Drawing a Diagram
I must start by the fourth task of our Wednesdays, as I am still waiting for a friend of mine in order to fulfill the invitation to participate in our web adventure, that we have been asked to made up; it is a real invitation, I mean it, so I think it is worth while to wait.
After reading carefully the introduction of “this incredible list of tools” I decided to convert a simple table written in word into a colored diagram from Draw Anywhere after subscribing to the Beta Lovely Charts and after giving up my experience at Gliffy.

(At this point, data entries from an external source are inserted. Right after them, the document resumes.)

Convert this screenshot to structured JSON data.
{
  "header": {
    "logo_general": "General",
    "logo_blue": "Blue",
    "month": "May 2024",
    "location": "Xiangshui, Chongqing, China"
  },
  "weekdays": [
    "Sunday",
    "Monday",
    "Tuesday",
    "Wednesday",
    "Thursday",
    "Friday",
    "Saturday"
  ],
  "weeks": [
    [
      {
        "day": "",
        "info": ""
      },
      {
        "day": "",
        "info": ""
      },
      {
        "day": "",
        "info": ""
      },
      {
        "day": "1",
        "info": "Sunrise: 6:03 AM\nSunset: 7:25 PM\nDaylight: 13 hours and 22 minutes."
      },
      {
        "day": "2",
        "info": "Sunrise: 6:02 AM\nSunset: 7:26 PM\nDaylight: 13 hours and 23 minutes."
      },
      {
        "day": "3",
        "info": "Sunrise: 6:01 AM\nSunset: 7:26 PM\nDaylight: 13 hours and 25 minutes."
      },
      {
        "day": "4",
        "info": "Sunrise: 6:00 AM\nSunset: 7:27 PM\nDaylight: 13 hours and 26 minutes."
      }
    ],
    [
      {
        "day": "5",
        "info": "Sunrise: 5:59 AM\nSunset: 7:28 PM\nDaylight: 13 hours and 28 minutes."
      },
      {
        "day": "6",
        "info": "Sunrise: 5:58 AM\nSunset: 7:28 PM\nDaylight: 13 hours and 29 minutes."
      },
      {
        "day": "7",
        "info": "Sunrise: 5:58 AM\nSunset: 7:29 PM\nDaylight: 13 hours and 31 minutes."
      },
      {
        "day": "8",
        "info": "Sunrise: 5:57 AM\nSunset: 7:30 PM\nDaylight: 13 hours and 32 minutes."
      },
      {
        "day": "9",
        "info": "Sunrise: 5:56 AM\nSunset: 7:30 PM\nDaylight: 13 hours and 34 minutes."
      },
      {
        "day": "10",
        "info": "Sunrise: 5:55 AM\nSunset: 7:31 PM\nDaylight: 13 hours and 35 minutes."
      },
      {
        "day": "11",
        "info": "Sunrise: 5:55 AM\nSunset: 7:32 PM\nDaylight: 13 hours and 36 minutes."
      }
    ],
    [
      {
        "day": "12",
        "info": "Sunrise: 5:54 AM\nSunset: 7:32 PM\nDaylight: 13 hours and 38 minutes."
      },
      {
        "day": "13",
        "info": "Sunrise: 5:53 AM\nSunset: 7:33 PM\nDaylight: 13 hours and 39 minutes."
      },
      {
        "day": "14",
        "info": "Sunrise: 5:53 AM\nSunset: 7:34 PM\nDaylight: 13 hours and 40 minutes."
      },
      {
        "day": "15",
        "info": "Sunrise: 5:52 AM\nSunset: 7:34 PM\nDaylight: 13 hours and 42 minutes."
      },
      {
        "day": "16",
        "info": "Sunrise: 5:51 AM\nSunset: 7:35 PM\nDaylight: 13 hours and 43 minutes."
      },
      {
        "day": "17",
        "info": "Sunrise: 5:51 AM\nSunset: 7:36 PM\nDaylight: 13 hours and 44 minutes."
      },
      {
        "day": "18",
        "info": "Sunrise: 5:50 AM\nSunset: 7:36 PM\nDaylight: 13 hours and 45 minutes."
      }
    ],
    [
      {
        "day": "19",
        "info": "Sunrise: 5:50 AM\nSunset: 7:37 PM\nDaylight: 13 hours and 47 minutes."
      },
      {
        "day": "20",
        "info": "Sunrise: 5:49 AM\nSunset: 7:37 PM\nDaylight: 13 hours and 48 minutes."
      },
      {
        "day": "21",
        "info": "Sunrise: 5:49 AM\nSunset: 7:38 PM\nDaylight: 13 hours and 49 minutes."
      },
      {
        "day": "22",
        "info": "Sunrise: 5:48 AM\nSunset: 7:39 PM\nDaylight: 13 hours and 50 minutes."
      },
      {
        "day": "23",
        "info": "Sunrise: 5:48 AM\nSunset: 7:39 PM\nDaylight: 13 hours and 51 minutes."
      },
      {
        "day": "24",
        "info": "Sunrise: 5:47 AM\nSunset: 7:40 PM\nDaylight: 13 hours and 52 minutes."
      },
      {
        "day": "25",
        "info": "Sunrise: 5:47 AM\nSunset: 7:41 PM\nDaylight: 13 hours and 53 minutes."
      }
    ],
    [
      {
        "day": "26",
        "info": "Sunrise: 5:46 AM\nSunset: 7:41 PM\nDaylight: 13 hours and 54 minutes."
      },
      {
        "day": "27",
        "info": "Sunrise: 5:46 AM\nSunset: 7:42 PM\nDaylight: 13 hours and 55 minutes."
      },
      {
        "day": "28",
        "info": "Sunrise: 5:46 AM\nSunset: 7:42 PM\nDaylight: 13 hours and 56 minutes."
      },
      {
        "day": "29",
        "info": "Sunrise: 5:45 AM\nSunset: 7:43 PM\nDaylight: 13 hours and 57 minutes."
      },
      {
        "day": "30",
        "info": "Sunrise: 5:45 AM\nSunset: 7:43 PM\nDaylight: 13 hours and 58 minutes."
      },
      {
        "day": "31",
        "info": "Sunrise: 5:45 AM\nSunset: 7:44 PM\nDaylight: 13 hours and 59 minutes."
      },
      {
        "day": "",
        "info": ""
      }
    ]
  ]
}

According to Cristina Laun, the author of this introduction, ” visual learners learn through seeing and retain more information when it’s presented in the form of pictures, diagrams”, and so on; I’m not a visual learner at all, but I love all kinds of “visual metaphors” as those I’ve found at Webilus I know I’m an auditory learner and, according to Antoine de la Garanderie, this learning type of person does need to see graphics, schemes, visual representations of what they are or have been listening to, precisely because they don’t do it by themselves, they can’t see spontaneously with the eyes of their minds – when they are studying, for instance, I don’t mean it when remembering facts of life or when acting creatively. Thus I think both kinds of learners find different advantages and both benefit from being provided with some visual format of their subject of study.
As my table couldn’t fit in the space reserved to the diagram, I only transformed the titles of this table:
In the Jing screencast words can’t be read; I don’t know why they became so small; in the diagram, on the contrary, I recognize that I exaggerated the font size.
I will try to do it better and then I’ll start again.